Let us now fall back on that old national stand-by, the hockey analogy - promise it will be the only time during this World Cup - to help explain England's current dire predicament.



When Sidney Crosby plays for Canada in the Olympics, or Alexander Ovechkin for Russia, their supporting cast is better than the one that surrounds them on their teams in the diluted, salary-cap-levelled environment of the NHL. They ought to shine brighter in that context, playing with those whose abilities more closely match their own.



When Wayne Rooney or Frank Lampard or Steven Gerrard (even in a down year for Liverpool) put on their country's uniform in an international tournament, the exact opposite is true.



They are taking a step backward.



The top teams in the English Premier League feature a stellar international cast, and for them money is no object. At Chelsea or Manchester United, the best are surrounded by more of the best, regardless of what it says on their passport. Those clubs, and Barca and Real Madrid and Inter and AC Milan, are the sport's true all-star teams.



To a degree that's the truth for every national side here (though you could perhaps make counter arguments when it comes to Argentina, or Spain, or Brazil) but it's with England right now that the inability to make the most of a few elite players is becoming so painfully obvious.



Specifically, Rooney, who this past season was one of the best three or four footballers on the planet, a goal-scoring machine dangerous anytime he was given a little space to operate. In this World Cup he has absolutely disappeared through two matches as though David Copperfield were somehow involved.



Even Pele and Maradona wouldn't have been able to accomplish much surrounded by a bunch of donkeys. Rooney isn't them and the rest of the England squad isn't that, but the fact that he could go through two entire matches without once taking a ball in stride, heading for the opposing goal, tells you that this isn't working at all.



Friday at the Green Point Stadium, England took on Algeria understanding that the other principles in Group C, Slovenia and the United States, had just played a wild, cracker of a match that finished in a 2-2 draw after the Americans were robbed of what should have been the winning goal by a refereeing error. That left the Slovenians, representing the smallest country in the tournament, all alone on top with four points, the Americans still very much in contention with two, and England with a chance to make a statement.

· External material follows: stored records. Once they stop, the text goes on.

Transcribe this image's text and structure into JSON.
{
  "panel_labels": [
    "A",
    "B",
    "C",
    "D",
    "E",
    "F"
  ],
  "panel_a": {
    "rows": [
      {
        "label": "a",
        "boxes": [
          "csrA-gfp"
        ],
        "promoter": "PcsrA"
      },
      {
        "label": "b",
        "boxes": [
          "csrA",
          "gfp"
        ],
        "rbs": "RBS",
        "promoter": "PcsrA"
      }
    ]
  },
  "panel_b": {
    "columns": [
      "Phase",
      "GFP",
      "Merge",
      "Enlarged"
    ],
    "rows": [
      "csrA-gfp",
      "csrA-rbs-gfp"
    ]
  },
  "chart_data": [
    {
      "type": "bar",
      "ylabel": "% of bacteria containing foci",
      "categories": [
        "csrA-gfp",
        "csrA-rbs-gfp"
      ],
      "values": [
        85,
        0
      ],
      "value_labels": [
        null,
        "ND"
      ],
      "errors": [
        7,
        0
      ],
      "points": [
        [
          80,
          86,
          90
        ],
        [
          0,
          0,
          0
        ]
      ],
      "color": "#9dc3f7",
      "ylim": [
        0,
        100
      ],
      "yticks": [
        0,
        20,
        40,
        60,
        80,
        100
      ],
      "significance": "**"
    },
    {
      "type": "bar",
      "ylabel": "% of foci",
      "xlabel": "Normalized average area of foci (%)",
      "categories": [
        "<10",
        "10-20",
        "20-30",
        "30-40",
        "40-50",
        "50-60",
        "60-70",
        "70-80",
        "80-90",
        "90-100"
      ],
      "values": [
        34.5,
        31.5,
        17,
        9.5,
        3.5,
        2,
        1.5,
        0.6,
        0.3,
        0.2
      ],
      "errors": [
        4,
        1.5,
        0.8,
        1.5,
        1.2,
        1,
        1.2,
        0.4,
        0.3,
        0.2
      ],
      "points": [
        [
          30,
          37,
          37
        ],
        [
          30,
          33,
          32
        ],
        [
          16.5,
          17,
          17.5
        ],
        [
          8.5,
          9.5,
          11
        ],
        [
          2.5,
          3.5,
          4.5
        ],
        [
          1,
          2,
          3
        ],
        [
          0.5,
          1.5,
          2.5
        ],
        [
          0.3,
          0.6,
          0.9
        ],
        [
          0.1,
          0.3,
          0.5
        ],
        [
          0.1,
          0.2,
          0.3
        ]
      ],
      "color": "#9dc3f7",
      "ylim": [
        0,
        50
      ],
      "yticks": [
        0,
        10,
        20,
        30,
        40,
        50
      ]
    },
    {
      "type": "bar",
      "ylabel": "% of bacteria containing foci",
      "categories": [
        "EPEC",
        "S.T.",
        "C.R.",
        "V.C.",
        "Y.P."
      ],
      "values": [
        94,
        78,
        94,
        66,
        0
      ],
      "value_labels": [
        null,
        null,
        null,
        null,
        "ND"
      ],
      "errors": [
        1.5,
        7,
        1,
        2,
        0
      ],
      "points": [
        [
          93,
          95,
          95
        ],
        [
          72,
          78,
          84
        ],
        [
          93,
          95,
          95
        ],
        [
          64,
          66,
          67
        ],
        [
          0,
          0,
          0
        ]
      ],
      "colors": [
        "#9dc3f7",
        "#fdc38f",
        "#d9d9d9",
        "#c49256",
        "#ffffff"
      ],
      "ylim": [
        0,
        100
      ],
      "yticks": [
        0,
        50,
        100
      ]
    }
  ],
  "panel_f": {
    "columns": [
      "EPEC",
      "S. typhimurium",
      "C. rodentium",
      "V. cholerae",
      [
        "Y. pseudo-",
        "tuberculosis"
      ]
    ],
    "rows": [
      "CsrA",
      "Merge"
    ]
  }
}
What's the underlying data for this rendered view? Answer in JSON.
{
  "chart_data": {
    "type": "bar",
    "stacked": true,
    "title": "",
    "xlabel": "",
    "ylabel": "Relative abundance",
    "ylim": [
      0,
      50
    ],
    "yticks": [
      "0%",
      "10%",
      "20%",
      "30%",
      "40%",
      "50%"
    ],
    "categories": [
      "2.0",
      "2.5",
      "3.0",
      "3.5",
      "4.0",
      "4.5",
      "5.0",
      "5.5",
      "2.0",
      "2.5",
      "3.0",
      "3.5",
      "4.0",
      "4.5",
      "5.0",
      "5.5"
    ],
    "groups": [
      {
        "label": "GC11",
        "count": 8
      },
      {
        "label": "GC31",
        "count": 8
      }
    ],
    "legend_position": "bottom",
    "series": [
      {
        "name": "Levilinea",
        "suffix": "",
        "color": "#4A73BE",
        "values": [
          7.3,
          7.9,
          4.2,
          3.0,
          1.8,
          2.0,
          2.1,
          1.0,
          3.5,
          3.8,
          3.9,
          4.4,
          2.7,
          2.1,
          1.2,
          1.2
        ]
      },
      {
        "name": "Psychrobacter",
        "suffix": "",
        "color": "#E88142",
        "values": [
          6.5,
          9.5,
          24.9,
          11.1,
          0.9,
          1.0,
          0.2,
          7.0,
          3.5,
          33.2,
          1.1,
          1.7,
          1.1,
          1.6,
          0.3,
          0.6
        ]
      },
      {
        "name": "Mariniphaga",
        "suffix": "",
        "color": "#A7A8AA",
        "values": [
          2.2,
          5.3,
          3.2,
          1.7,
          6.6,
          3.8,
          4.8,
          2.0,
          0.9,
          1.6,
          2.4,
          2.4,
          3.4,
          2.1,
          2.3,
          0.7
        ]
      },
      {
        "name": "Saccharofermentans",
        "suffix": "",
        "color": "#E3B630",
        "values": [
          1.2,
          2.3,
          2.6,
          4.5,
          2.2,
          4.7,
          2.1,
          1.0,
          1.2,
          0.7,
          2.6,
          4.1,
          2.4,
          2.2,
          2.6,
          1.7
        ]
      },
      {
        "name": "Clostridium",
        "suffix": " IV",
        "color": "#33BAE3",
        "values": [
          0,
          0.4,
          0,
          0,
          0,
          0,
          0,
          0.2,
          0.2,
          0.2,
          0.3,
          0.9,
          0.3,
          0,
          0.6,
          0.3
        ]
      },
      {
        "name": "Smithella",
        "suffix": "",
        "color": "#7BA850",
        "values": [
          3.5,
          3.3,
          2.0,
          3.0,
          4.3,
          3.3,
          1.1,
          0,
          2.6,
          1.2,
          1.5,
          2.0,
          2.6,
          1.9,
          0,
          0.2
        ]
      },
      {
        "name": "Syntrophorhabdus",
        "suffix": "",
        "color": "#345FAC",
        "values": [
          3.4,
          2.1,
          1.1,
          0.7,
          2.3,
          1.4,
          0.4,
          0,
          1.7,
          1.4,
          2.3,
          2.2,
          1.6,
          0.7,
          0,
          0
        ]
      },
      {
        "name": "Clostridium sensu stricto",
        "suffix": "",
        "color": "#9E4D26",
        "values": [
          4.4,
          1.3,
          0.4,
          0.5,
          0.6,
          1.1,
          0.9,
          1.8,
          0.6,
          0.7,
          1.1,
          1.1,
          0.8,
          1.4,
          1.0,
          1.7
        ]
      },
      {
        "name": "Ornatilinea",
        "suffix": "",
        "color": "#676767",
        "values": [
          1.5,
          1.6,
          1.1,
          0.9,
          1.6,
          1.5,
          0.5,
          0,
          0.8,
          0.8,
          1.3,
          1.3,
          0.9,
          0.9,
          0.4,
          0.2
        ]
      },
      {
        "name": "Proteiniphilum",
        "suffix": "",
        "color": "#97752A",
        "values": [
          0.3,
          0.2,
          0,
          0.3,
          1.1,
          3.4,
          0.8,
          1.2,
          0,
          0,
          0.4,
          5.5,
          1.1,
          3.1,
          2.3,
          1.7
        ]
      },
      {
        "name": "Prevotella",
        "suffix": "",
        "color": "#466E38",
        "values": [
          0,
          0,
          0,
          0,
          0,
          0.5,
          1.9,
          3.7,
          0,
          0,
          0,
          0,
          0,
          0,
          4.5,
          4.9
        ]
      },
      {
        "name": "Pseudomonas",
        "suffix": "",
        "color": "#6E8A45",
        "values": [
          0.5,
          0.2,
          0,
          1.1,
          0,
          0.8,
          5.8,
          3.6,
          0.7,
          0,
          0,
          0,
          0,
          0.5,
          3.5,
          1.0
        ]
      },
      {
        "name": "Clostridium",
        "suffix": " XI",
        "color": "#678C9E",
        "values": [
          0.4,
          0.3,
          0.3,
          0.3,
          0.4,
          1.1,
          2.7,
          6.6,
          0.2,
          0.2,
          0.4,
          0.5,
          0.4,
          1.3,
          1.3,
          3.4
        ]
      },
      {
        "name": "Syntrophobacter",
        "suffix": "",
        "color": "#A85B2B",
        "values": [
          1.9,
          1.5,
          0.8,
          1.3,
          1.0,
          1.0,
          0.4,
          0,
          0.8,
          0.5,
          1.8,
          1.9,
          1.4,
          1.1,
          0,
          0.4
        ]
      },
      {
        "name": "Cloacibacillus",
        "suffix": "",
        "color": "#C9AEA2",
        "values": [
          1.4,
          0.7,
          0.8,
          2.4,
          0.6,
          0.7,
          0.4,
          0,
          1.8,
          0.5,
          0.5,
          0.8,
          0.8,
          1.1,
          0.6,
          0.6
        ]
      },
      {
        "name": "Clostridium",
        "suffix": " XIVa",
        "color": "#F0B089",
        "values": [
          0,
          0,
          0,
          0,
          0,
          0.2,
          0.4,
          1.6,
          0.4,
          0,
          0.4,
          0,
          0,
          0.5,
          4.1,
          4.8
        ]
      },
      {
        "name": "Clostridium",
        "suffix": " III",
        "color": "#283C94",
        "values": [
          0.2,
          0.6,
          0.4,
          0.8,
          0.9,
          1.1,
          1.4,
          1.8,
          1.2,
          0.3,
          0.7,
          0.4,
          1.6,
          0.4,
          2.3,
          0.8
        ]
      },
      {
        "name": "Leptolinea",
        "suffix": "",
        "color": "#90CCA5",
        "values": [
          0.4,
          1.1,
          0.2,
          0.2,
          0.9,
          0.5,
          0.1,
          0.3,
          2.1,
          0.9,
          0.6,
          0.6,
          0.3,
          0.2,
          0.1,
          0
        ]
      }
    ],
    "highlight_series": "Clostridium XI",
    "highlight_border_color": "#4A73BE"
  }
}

A convincing victory, a goal or three and all would seem right with the world, the awkward opening draw with the U.S. merely a feeling out, get acclimatized round.



Instead, Gerrard's tally in the opening moments of the U.S. game remains England's only score of the tournament. Through 90-plus minutes of goalless draw last night, they had precisely one full chance - a shot in the first half from inside the area by Frank Lampard that was saved rather routinely by the Algerian keeper Rais M'Bolhi.



That was one more chance than the Algerians had, which perhaps should count for something. But what will be remembered is the fact that a side tipped to be at least a semi-finalist here was made to look ordinary by a group who were organized and disciplined and energetic, but in the grand scheme of things nothing special.



If the guys in white represented another nation, if the guy wearing No. 10 were some anonymous striker, they'd be written off as mediocrities.



Right now, nothing about them adds up, and already the post-mortem has begun, even though there's still a pulse. Is Rooney really fit? Are some of the players worn out after such long club seasons? Did Fabio Capello make mistakes selecting the squad, or in leaving Gerrard and Lampard to try to co-exist in the midfield? For a manager who is supposed to focus on preparation, who leaves nothing to chance, why do his players look like they've never met before? Where's Joe Cole?



And where's the confidence, where's the swagger, which should have been so much in evidence after a great qualifying campaign?



At the final whistles last night, that wasn't "Roo-ney" the English supporters were chanting. Those were boos, plain and simple, and the striker, judging by his reaction walking off the pitch, didn't take them very well. Still with all of their finger pointing and pantomimes of frustration and moments near the end when their shoulders slumped and they just stopped trying, the England players didn't really seem to disagree with the verdict of the chorus.



They couldn't, at least with a clear conscience. If only the fix were as obvious as what is wrong.